Sen. Thomas Umberg (D-Santa Ana), who co-authored the bill with Eggman, credited her expertise in behavioral health and dedication to explaining the mechanics of the plan to fellow lawmakers. “I believe she really helped to place a face on it,” Umberg said.

But it is going to be hard to point out quick results. The measure will unroll in phases, with the primary seven counties — Glenn, Orange, Riverside, San Diego, San Francisco, Stanislaus, and Tuolumne — set to launch their efforts in October. The remaining 51 counties are set to launch in 2024.

County governments remain concerned about a gradual and sufficient flow of funding to cover the prices of treatment and housing inherent within the plan.

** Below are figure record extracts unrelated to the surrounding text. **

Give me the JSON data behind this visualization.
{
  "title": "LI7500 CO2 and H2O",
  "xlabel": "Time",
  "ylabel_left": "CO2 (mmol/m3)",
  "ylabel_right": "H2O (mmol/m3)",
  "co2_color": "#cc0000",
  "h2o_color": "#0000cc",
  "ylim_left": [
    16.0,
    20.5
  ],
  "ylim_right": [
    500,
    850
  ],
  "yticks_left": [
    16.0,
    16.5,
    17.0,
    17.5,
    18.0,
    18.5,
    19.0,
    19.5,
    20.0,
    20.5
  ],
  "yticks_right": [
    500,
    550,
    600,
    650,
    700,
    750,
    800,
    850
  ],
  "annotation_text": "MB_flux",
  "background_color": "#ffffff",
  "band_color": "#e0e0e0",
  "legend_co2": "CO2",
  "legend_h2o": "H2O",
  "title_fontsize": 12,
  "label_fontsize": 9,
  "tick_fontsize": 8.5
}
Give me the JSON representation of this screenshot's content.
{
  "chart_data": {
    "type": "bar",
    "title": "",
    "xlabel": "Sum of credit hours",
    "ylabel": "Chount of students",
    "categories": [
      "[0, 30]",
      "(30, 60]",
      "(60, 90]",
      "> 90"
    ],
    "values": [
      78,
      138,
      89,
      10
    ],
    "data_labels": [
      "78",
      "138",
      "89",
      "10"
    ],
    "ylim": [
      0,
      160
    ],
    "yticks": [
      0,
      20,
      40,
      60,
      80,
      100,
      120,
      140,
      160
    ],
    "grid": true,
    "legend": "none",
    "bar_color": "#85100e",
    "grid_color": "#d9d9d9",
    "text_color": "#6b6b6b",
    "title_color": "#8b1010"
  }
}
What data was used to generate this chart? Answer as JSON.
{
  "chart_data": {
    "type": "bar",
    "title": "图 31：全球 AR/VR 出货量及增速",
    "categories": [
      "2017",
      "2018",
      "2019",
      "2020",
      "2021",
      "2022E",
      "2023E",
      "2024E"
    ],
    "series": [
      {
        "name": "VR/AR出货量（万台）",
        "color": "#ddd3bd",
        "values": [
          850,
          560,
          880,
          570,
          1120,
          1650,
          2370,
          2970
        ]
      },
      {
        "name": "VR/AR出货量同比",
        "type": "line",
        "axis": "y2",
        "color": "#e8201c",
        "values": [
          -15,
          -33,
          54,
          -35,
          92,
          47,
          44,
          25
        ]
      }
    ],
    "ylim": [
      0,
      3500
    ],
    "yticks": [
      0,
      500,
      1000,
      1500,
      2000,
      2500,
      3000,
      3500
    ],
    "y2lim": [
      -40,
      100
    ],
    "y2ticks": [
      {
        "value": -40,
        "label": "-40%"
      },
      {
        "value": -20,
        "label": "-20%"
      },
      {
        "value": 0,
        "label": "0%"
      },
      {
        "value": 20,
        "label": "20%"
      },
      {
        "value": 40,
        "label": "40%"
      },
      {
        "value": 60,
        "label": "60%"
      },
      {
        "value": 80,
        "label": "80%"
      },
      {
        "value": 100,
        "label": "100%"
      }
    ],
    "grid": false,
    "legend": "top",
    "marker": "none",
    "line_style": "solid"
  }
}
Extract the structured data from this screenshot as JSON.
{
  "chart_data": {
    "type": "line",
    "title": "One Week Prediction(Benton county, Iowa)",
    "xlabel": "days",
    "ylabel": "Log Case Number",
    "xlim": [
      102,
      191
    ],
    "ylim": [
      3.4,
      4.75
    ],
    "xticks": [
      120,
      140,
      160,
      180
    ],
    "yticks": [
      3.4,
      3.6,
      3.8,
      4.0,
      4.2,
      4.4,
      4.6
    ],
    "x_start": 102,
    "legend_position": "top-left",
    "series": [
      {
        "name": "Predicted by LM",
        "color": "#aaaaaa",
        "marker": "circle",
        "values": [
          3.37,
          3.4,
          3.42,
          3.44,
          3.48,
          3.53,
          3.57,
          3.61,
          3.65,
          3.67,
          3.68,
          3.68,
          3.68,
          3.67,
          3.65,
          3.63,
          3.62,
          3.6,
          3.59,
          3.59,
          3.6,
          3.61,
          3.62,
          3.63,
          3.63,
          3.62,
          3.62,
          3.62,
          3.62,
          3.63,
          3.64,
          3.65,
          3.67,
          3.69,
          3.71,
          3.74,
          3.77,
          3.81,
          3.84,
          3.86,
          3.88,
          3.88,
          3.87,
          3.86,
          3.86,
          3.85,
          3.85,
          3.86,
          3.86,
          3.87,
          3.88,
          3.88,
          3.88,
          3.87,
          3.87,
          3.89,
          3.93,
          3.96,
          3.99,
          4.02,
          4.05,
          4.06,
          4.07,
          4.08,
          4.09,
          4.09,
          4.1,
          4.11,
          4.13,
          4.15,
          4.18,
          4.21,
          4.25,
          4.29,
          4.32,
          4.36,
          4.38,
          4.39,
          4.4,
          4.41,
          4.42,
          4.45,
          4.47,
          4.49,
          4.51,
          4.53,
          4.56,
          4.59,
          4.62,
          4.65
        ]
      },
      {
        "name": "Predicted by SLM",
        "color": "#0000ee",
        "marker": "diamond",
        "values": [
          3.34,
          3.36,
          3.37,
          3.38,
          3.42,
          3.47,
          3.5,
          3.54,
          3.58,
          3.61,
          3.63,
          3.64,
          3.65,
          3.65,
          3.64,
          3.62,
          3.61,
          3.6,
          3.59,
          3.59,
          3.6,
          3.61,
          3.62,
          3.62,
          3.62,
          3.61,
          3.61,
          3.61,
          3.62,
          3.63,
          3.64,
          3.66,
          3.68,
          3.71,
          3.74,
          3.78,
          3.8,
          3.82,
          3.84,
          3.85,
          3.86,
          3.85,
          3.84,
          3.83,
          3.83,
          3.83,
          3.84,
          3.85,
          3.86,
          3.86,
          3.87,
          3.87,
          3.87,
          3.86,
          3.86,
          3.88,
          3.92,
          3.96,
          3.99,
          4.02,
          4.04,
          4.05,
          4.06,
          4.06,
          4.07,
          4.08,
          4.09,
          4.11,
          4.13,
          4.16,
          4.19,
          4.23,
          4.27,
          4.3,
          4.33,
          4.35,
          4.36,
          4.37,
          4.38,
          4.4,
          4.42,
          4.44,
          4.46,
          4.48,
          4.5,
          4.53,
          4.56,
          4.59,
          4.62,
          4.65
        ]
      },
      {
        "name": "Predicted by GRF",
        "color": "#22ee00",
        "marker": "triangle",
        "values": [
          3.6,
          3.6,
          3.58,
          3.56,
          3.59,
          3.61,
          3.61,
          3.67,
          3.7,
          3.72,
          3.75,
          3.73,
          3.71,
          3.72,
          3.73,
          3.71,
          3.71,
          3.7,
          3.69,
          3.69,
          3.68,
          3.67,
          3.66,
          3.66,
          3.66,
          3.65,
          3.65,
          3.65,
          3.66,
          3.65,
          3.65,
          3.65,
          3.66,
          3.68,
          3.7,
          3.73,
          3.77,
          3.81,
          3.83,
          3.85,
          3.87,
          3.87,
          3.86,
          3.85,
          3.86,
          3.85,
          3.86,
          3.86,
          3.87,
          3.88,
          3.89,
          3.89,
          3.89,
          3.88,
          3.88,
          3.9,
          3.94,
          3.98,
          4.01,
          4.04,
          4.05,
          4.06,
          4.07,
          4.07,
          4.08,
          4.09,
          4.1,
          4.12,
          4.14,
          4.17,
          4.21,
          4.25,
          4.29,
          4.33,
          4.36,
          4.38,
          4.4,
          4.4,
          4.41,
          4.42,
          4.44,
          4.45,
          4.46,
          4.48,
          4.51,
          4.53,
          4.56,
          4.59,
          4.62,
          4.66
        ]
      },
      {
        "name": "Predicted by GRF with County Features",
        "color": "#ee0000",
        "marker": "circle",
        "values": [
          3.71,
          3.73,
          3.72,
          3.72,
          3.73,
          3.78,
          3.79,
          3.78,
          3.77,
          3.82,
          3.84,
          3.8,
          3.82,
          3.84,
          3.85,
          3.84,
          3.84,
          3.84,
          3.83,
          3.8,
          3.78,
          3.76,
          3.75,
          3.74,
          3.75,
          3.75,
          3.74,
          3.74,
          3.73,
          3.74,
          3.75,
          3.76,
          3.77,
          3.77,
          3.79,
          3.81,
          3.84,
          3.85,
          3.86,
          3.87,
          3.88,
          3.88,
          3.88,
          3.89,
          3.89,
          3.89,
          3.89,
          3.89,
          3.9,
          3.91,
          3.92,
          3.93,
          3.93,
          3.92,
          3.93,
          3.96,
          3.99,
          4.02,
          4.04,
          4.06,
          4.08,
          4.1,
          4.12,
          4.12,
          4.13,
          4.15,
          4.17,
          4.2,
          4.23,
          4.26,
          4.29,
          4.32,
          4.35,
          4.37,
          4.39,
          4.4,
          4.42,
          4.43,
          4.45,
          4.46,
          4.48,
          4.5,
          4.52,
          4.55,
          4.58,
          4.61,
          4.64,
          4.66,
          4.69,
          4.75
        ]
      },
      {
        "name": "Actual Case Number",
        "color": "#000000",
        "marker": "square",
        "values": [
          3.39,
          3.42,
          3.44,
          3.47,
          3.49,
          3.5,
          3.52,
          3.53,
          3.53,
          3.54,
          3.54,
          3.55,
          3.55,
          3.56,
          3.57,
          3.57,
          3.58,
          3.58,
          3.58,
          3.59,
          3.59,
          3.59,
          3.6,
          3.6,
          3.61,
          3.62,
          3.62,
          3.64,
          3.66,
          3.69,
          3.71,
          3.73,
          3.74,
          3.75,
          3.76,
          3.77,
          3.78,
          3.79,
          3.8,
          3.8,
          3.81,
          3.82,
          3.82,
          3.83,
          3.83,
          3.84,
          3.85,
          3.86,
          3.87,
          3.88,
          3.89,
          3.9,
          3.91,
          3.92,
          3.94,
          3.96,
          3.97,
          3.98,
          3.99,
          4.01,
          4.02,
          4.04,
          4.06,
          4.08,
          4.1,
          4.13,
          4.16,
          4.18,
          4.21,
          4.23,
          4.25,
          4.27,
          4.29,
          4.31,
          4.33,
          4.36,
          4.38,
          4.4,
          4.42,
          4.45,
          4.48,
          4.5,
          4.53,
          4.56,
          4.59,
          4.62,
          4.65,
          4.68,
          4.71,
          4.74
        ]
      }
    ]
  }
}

California has allocated $57 million in seed money for counties to establish local CARE Courts, however the state hasn’t specified how much money will flow to counties to maintain them running, said Jacqueline Wong-Hernandez, deputy executive director of legislative affairs on the California State Association of Counties.

Robin Kennedy is a professor emerita of social work at Sacramento State, where Eggman taught social work before being elected to the Assembly. Kennedy described Eggman as someone guided by data, a listener attuned to the needs of caregivers, and a frontrunner willing to do difficult things. The 2 have known one another since Eggman began teaching in 2002.

“Most of us, once we change into faculty members, we just wish to do our research and teach,” Kennedy said. “Susan had only been there for 2 or three years, and she or he was taking up leadership roles.”

She said that Eggman’s vision of mental health as a community issue, somewhat than simply a person concern, is controversial, but that she is willing to tackle hard conversations and take heed to all sides. Plus, Kennedy added, “she’s not only going to do what Newsom tells her to do.”

Eggman and Wood are expected to supply oversight of CalAIM, the Newsom administration’s sweeping overhaul of Medi-Cal, California’s Medicaid program for low-income residents. The trouble is a multibillion-dollar experiment that goals to enhance patient health by funneling money into social programs and keeping patients out of costly institutions similar to emergency departments, jails, nursing homes, and mental health crisis centers. Wood said he believes there are opportunities to enhance the CalAIM initiative and to watch consolidation within the health care industry, which he believes drives up costs.

Eggman said she’s also concerned about workforce shortages within the health care industry, and could be willing to revisit a conversation about the next minimum wage for hospital employees after last 12 months’s negotiations between the industry and labor failed.

But with only two years left before she is termed out, Eggman said, her lens can be tightly framed round her area of experience: improving behavioral health care across California.

“In my previous few years,” she said, “I would like to deal with where my experience is.”

This story was produced by KHN, which publishes California Healthline, an editorially independent service of the California Health Care Foundation.

This text was reprinted from khn.org with permission from the Henry J. Kaiser Family Foundation. Kaiser Health News, an editorially independent news service, is a program of the Kaiser Family Foundation, a nonpartisan health care policy research organization unaffiliated with Kaiser Permanente.